I was on a very good medical plan for about five years. All of my durable medical supplies were 100% covered. (Durable medical: supplies that help maintain your condition or administer the medicine required to take to keep you alive. So test stripes, pump supplies, etc.) My medicines were generally inexpensive in the grand scheme of things.

When I switched jobs, I knew my new medical was going to be a challenge. But I was kind of sick of my old hospital’s care, so I figured now would be a good time to switch.

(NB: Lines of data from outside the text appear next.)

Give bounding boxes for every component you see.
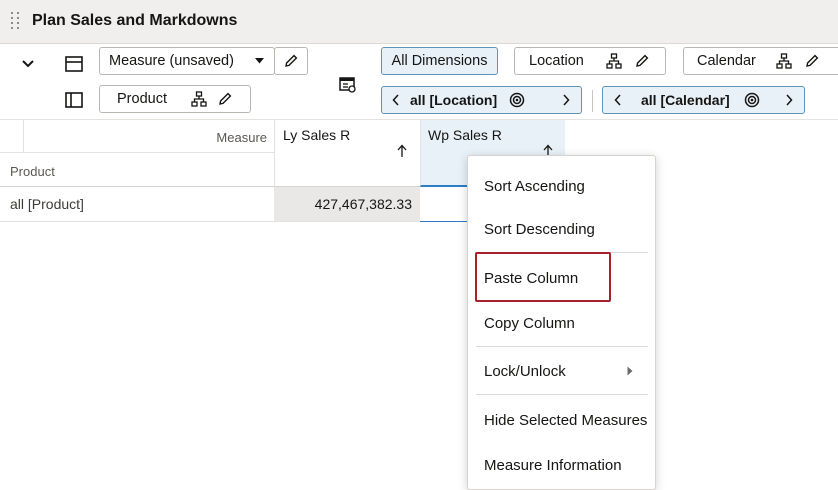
view-toolbar: Measure (unsaved) Product All Dimensions… (0, 44, 838, 120)
measure-header-cell: Measure (0, 120, 274, 153)
pencil-icon[interactable] (804, 53, 820, 69)
next-location-chevron-right-icon[interactable] (551, 94, 581, 106)
menu-separator (476, 394, 648, 395)
all-dimensions-label: All Dimensions (391, 53, 488, 69)
product-tile-label: Product (117, 91, 167, 107)
submenu-caret-right-icon (627, 366, 633, 376)
location-tile-label: Location (529, 53, 584, 69)
arrow-up-icon[interactable] (397, 144, 407, 158)
calendar-tile-label: Calendar (697, 53, 756, 69)
cell-value: 427,467,382.33 (314, 196, 412, 212)
calendar-navigator: all [Calendar] (602, 86, 805, 114)
target-icon[interactable] (744, 92, 760, 108)
drag-handle-icon[interactable] (10, 12, 22, 32)
column-header-ly-sales-r[interactable]: Ly Sales R (274, 120, 420, 187)
measure-dropdown[interactable]: Measure (unsaved) (99, 47, 275, 75)
next-calendar-chevron-right-icon[interactable] (774, 94, 804, 106)
columns-layout-icon[interactable] (60, 86, 88, 114)
panel-title: Plan Sales and Markdowns (32, 12, 238, 29)
menu-item-sort-descending[interactable]: Sort Descending (484, 221, 595, 238)
menu-separator (476, 346, 648, 347)
hierarchy-icon[interactable] (606, 53, 622, 69)
target-icon[interactable] (509, 92, 525, 108)
row-header-cell[interactable]: all [Product] (0, 187, 274, 222)
menu-item-hide-selected-measures[interactable]: Hide Selected Measures (484, 412, 647, 429)
pivot-view-icon[interactable] (336, 72, 360, 98)
location-navigator: all [Location] (381, 86, 582, 114)
measure-header-label: Measure (216, 130, 267, 145)
calendar-dimension-tile[interactable]: Calendar (683, 47, 838, 75)
menu-item-sort-ascending[interactable]: Sort Ascending (484, 178, 585, 195)
highlight-box (475, 252, 611, 302)
product-header-label: Product (10, 164, 55, 179)
pencil-icon[interactable] (217, 91, 233, 107)
data-grid: Measure Product Ly Sales R Wp Sales R al… (0, 120, 838, 485)
hierarchy-icon[interactable] (776, 53, 792, 69)
location-dimension-tile[interactable]: Location (514, 47, 666, 75)
caret-down-icon (255, 58, 264, 64)
menu-item-measure-information[interactable]: Measure Information (484, 457, 622, 474)
product-header-cell: Product (0, 153, 274, 187)
edit-measure-button[interactable] (274, 47, 308, 75)
column-header-label: Wp Sales R (428, 127, 502, 143)
previous-calendar-chevron-left-icon[interactable] (603, 94, 633, 106)
column-header-label: Ly Sales R (283, 127, 351, 143)
panel-title-bar: Plan Sales and Markdowns (0, 0, 838, 44)
hierarchy-icon[interactable] (191, 91, 207, 107)
rows-layout-icon[interactable] (60, 50, 88, 78)
menu-item-copy-column[interactable]: Copy Column (484, 315, 575, 332)
table-cell[interactable] (420, 187, 468, 222)
location-navigator-value[interactable]: all [Location] (410, 92, 497, 108)
calendar-navigator-value[interactable]: all [Calendar] (641, 92, 730, 108)
row-header-label: all [Product] (10, 196, 84, 212)
table-cell[interactable]: 427,467,382.33 (274, 187, 420, 222)
collapse-chevron-icon[interactable] (14, 50, 42, 78)
measure-dropdown-label: Measure (unsaved) (109, 53, 234, 69)
previous-location-chevron-left-icon[interactable] (382, 94, 410, 106)
all-dimensions-button[interactable]: All Dimensions (381, 47, 498, 75)
column-context-menu: Sort Ascending Sort Descending Paste Col… (467, 155, 656, 490)
pencil-icon[interactable] (634, 53, 650, 69)
menu-item-lock-unlock[interactable]: Lock/Unlock (484, 363, 566, 380)
toolbar-divider (592, 90, 593, 112)
product-dimension-tile[interactable]: Product (99, 85, 251, 113)
pencil-icon (285, 54, 298, 67)
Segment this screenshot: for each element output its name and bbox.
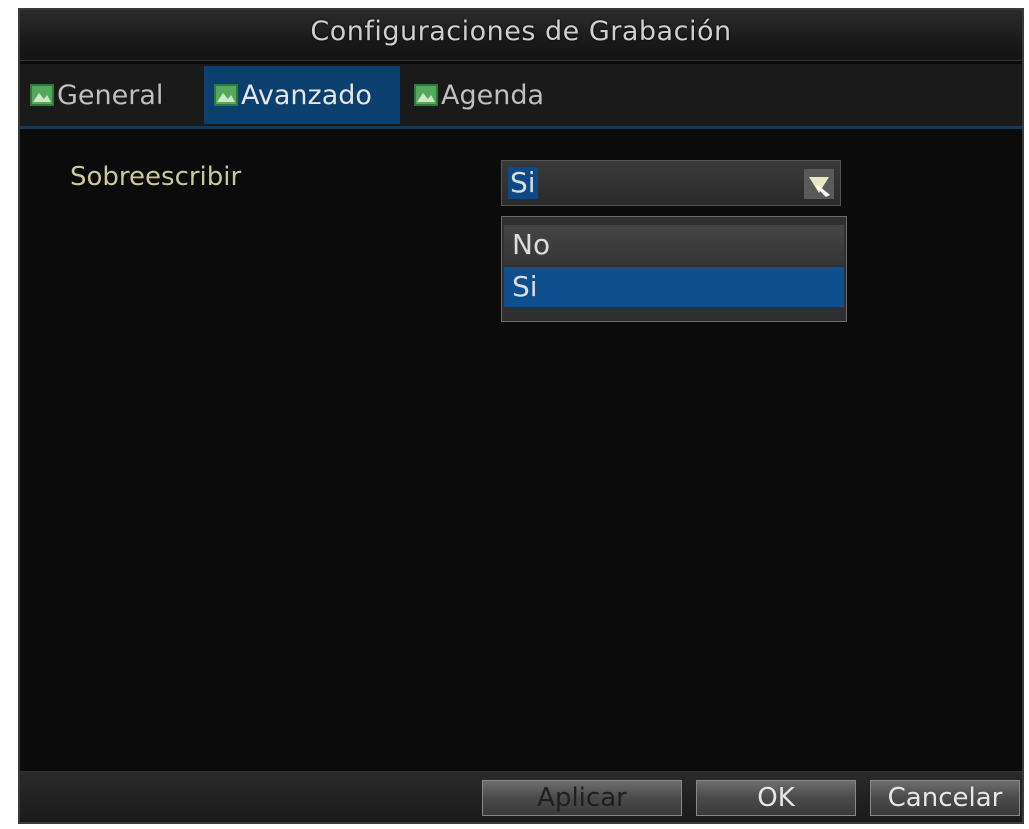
ok-button[interactable]: OK [696,780,856,816]
tab-general-label: General [57,79,164,111]
overwrite-dropdown-list: No Si [501,216,847,322]
apply-button[interactable]: Aplicar [482,780,682,816]
tab-agenda-label: Agenda [441,79,545,111]
option-si[interactable]: Si [504,267,844,307]
picture-icon [214,84,238,106]
tab-avanzado[interactable]: Avanzado [204,66,400,124]
cancel-button[interactable]: Cancelar [870,780,1020,816]
title-bar: Configuraciones de Grabación [20,10,1022,61]
overwrite-label: Sobreescribir [70,162,242,192]
overwrite-select[interactable]: Si [501,160,841,206]
window-title: Configuraciones de Grabación [310,16,732,47]
tab-bar: General Avanzado Agenda [20,64,1022,129]
footer-bar: Aplicar OK Cancelar [20,771,1022,822]
recording-settings-window: Configuraciones de Grabación General Ava… [18,8,1024,824]
tab-avanzado-label: Avanzado [241,79,372,111]
tab-general[interactable]: General [20,66,200,124]
tab-agenda[interactable]: Agenda [404,66,584,124]
option-no[interactable]: No [504,225,844,265]
dropdown-arrow-icon[interactable] [804,169,834,199]
overwrite-select-value: Si [508,166,538,199]
picture-icon [30,84,54,106]
picture-icon [414,84,438,106]
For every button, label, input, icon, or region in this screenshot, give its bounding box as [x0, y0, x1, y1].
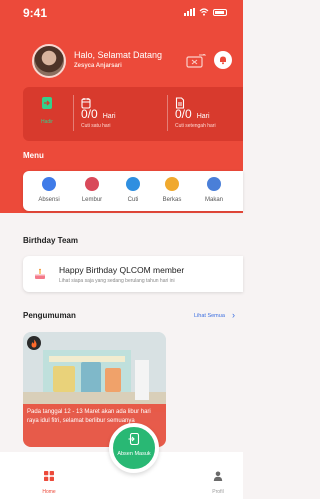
birthday-heading: Happy Birthday QLCOM member	[59, 265, 185, 275]
absen-masuk-button[interactable]: Absen Masuk	[109, 423, 159, 473]
menu-item-label: Berkas	[162, 197, 182, 203]
menu-item-label: Lembur	[81, 197, 103, 203]
menu-item-cuti[interactable]: Cuti	[115, 177, 151, 203]
cuti-setengah-hari-stat: 0/0 Hari Cuti setengah hari	[175, 97, 216, 129]
announcement-section-title: Pengumuman	[23, 311, 76, 320]
nav-home-label: Home	[42, 489, 56, 495]
menu-item-label: Cuti	[127, 197, 139, 203]
signal-icon	[184, 8, 195, 16]
menu-card: Absensi Lembur Cuti Berkas Makan	[23, 171, 243, 211]
stat-value: 0/0	[81, 107, 98, 121]
divider	[167, 95, 168, 131]
cuti-satu-hari-stat: 0/0 Hari Cuti satu hari	[81, 97, 116, 129]
makan-icon	[207, 177, 221, 191]
nav-home[interactable]: Home	[36, 468, 62, 495]
login-icon	[42, 97, 52, 109]
divider	[73, 95, 74, 131]
menu-item-berkas[interactable]: Berkas	[154, 177, 190, 203]
notification-button[interactable]	[214, 51, 232, 69]
birthday-card[interactable]: Happy Birthday QLCOM member Lihat siapa …	[23, 256, 243, 292]
stat-unit: Hari	[196, 113, 210, 120]
wifi-icon	[199, 8, 209, 16]
hadir-status: Hadir	[35, 96, 59, 125]
status-time: 9:41	[23, 6, 48, 20]
hadir-label: Hadir	[41, 119, 53, 125]
attendance-summary: Hadir 0/0 Hari Cuti satu hari 0/0 Hari C…	[23, 87, 243, 141]
absen-masuk-label: Absen Masuk	[117, 451, 151, 457]
absensi-icon	[42, 177, 56, 191]
status-bar: 9:41	[0, 0, 243, 26]
birthday-section-title: Birthday Team	[23, 236, 78, 245]
stat-value: 0/0	[175, 107, 192, 121]
see-all-link[interactable]: Lihat Semua	[194, 313, 225, 319]
battery-icon	[213, 8, 227, 16]
berkas-icon	[165, 177, 179, 191]
birthday-subtitle: Lihat siapa saja yang sedang berulang ta…	[59, 278, 175, 284]
announcement-image	[23, 332, 166, 412]
menu-item-makan[interactable]: Makan	[196, 177, 232, 203]
greeting-text: Halo, Selamat Datang	[74, 50, 163, 60]
stat-unit: Hari	[102, 113, 116, 120]
cake-icon	[35, 268, 45, 279]
home-grid-icon	[44, 471, 54, 481]
cuti-icon	[126, 177, 140, 191]
nav-profile[interactable]: Profil	[206, 468, 230, 495]
menu-item-label: Makan	[204, 197, 223, 203]
login-icon	[128, 432, 140, 446]
menu-item-lembur[interactable]: Lembur	[74, 177, 110, 203]
nav-profile-label: Profil	[212, 489, 224, 495]
bell-icon	[220, 56, 226, 65]
status-indicators	[184, 8, 227, 16]
card-swap-icon[interactable]	[186, 54, 206, 68]
stat-label: Cuti setengah hari	[175, 123, 216, 129]
fire-icon	[27, 336, 41, 350]
chevron-right-icon[interactable]: ›	[232, 310, 235, 320]
menu-item-label: Absensi	[38, 197, 60, 203]
lembur-icon	[85, 177, 99, 191]
stat-label: Cuti satu hari	[81, 123, 111, 129]
user-name: Zesyca Anjarsari	[74, 63, 122, 69]
profile-icon	[213, 471, 223, 481]
menu-title: Menu	[23, 151, 44, 160]
menu-item-absensi[interactable]: Absensi	[31, 177, 67, 203]
avatar[interactable]	[32, 44, 66, 78]
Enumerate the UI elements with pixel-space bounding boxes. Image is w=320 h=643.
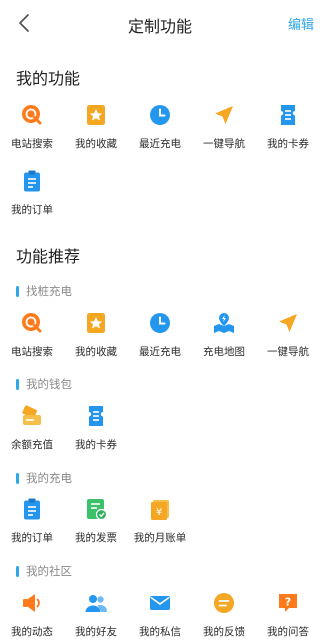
- function-item-favorites[interactable]: 我的收藏: [64, 303, 128, 369]
- find-pile-grid: 电站搜索 我的收藏 最近充电 充电地图 一键导航: [0, 303, 320, 369]
- group-title-text: 我的钱包: [26, 379, 72, 391]
- function-item-charging-map[interactable]: 充电地图: [192, 303, 256, 369]
- function-label: 我的发票: [75, 532, 117, 544]
- function-item-station-search[interactable]: 电站搜索: [0, 95, 64, 161]
- function-item-recent-charge[interactable]: 最近充电: [128, 303, 192, 369]
- wallet-icon: [22, 405, 41, 425]
- function-row: 我的订单: [0, 161, 320, 227]
- map-icon: [214, 313, 234, 333]
- search-icon: [22, 105, 42, 125]
- search-icon: [22, 313, 42, 333]
- function-row: 余额充值 我的卡券: [0, 396, 320, 462]
- community-grid: 我的动态 我的好友 我的私信 我的反馈? 我的问答: [0, 583, 320, 643]
- function-item-my-questions[interactable]: ? 我的问答: [256, 583, 320, 643]
- function-label: 我的动态: [11, 626, 53, 638]
- clock-icon: [150, 105, 170, 125]
- function-item-my-invoices[interactable]: 我的发票: [64, 489, 128, 555]
- function-item-my-messages[interactable]: 我的私信: [128, 583, 192, 643]
- function-item-recent-charge[interactable]: 最近充电: [128, 95, 192, 161]
- function-label: 充电地图: [203, 346, 245, 358]
- function-item-balance-topup[interactable]: 余额充值: [0, 396, 64, 462]
- speaker-icon: [23, 594, 40, 612]
- svg-text:¥: ¥: [156, 507, 162, 518]
- function-label: 电站搜索: [11, 346, 53, 358]
- group-title-text: 我的社区: [26, 566, 72, 578]
- group-title-wallet: 我的钱包: [16, 377, 72, 391]
- function-label: 我的收藏: [75, 138, 117, 150]
- function-item-favorites[interactable]: 我的收藏: [64, 95, 128, 161]
- clock-icon: [150, 313, 170, 333]
- function-item-my-friends[interactable]: 我的好友: [64, 583, 128, 643]
- navigate-icon: [279, 314, 297, 332]
- navigation-bar: 定制功能 编辑: [0, 0, 320, 46]
- function-label: 我的反馈: [203, 626, 245, 638]
- function-item-my-feedback[interactable]: 我的反馈: [192, 583, 256, 643]
- group-title-text: 找桩充电: [26, 286, 72, 298]
- ticket-icon: [281, 105, 295, 125]
- invoice-icon: [87, 499, 108, 521]
- function-label: 我的订单: [11, 532, 53, 544]
- function-label: 一键导航: [203, 138, 245, 150]
- function-item-one-tap-nav[interactable]: 一键导航: [256, 303, 320, 369]
- navigate-icon: [215, 106, 233, 124]
- function-item-one-tap-nav[interactable]: 一键导航: [192, 95, 256, 161]
- wallet-grid: 余额充值 我的卡券: [0, 396, 320, 462]
- group-title-find-pile: 找桩充电: [16, 284, 72, 298]
- function-label: 我的好友: [75, 626, 117, 638]
- my-functions-title: 我的功能: [16, 71, 81, 88]
- svg-text:?: ?: [285, 596, 291, 609]
- function-label: 我的私信: [139, 626, 181, 638]
- accent-bar: [16, 565, 19, 577]
- star-icon: [87, 313, 105, 333]
- charging-grid: 我的订单 我的发票 ¥ 我的月账单: [0, 489, 320, 555]
- function-row: 电站搜索 我的收藏 最近充电 一键导航 我的卡券: [0, 95, 320, 161]
- edit-button[interactable]: 编辑: [288, 14, 314, 33]
- accent-bar: [16, 472, 19, 484]
- function-item-my-orders[interactable]: 我的订单: [0, 489, 64, 555]
- function-label: 我的收藏: [75, 346, 117, 358]
- bill-icon: ¥: [151, 500, 169, 520]
- function-label: 余额充值: [11, 439, 53, 451]
- group-title-community: 我的社区: [16, 564, 72, 578]
- function-label: 我的卡券: [267, 138, 309, 150]
- accent-bar: [16, 378, 19, 390]
- function-label: 我的月账单: [133, 532, 187, 544]
- accent-bar: [16, 285, 19, 297]
- feedback-icon: [214, 593, 234, 613]
- function-label: 最近充电: [139, 346, 181, 358]
- clipboard-icon: [24, 170, 40, 192]
- function-item-my-coupons[interactable]: 我的卡券: [64, 396, 128, 462]
- function-item-monthly-bill[interactable]: ¥ 我的月账单: [128, 489, 192, 555]
- group-title-charging: 我的充电: [16, 471, 72, 485]
- clipboard-icon: [24, 498, 40, 520]
- mail-icon: [150, 596, 170, 610]
- function-row: 电站搜索 我的收藏 最近充电 充电地图 一键导航: [0, 303, 320, 369]
- group-title-text: 我的充电: [26, 473, 72, 485]
- star-icon: [87, 105, 105, 125]
- function-label: 我的问答: [267, 626, 309, 638]
- my-functions-grid: 电站搜索 我的收藏 最近充电 一键导航 我的卡券我的订单: [0, 95, 320, 227]
- function-label: 我的卡券: [75, 439, 117, 451]
- function-row: 我的动态 我的好友 我的私信 我的反馈? 我的问答: [0, 583, 320, 643]
- function-row: 我的订单 我的发票 ¥ 我的月账单: [0, 489, 320, 555]
- function-label: 电站搜索: [11, 138, 53, 150]
- function-label: 最近充电: [139, 138, 181, 150]
- question-icon: ?: [279, 594, 297, 612]
- function-label: 我的订单: [11, 204, 53, 216]
- function-label: 一键导航: [267, 346, 309, 358]
- function-item-my-orders[interactable]: 我的订单: [0, 161, 64, 227]
- page-title: 定制功能: [127, 19, 192, 36]
- friends-icon: [85, 595, 107, 612]
- function-item-station-search[interactable]: 电站搜索: [0, 303, 64, 369]
- ticket-icon: [89, 406, 103, 426]
- function-item-my-posts[interactable]: 我的动态: [0, 583, 64, 643]
- recommend-title: 功能推荐: [16, 249, 81, 266]
- function-item-my-coupons[interactable]: 我的卡券: [256, 95, 320, 161]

My new insurance has an $1800 deductible. So that means I need to pay full price for all supplies and doctor appointments until I meet the $1800 minimum. And then after that, everything is 100% covered. I was told it was going to suck blowing through that much money to get the full coverage. Especially since I’d spend that much on a three month supply of all of my prescriptions.

Only now am I realizing the grandness of this problem. My glucagon kit, which I unwillingly filled this weekend, cost me $145. It’s a one dose medication that expires in ONE year. I most likely won’t use it. <knocks wood> But – it’s just to put my doctor and my hubby at ease in case I have a problem. Boom – $145 gone.

My test strips is another sad example. A box of 100 test strips for my machine retails for $118 at my local Target. And since I’m now testing about 6-8 times a day, that’s about $118 every 13 days or so. Yikes!

I don’t really want to think about what my pump supplies and insulin cost. Or my multiple upcoming doctor visits.

But again – after three months, I won’t have to. It just sucks right now.

On a happier note, it’s beginning to feel a bit more like winter out here, even though it’s still November. We’ve got the fire turned on most nights and it’s quite cozy. The kitties certainly have been enjoying it. I even started Christmas shopping today.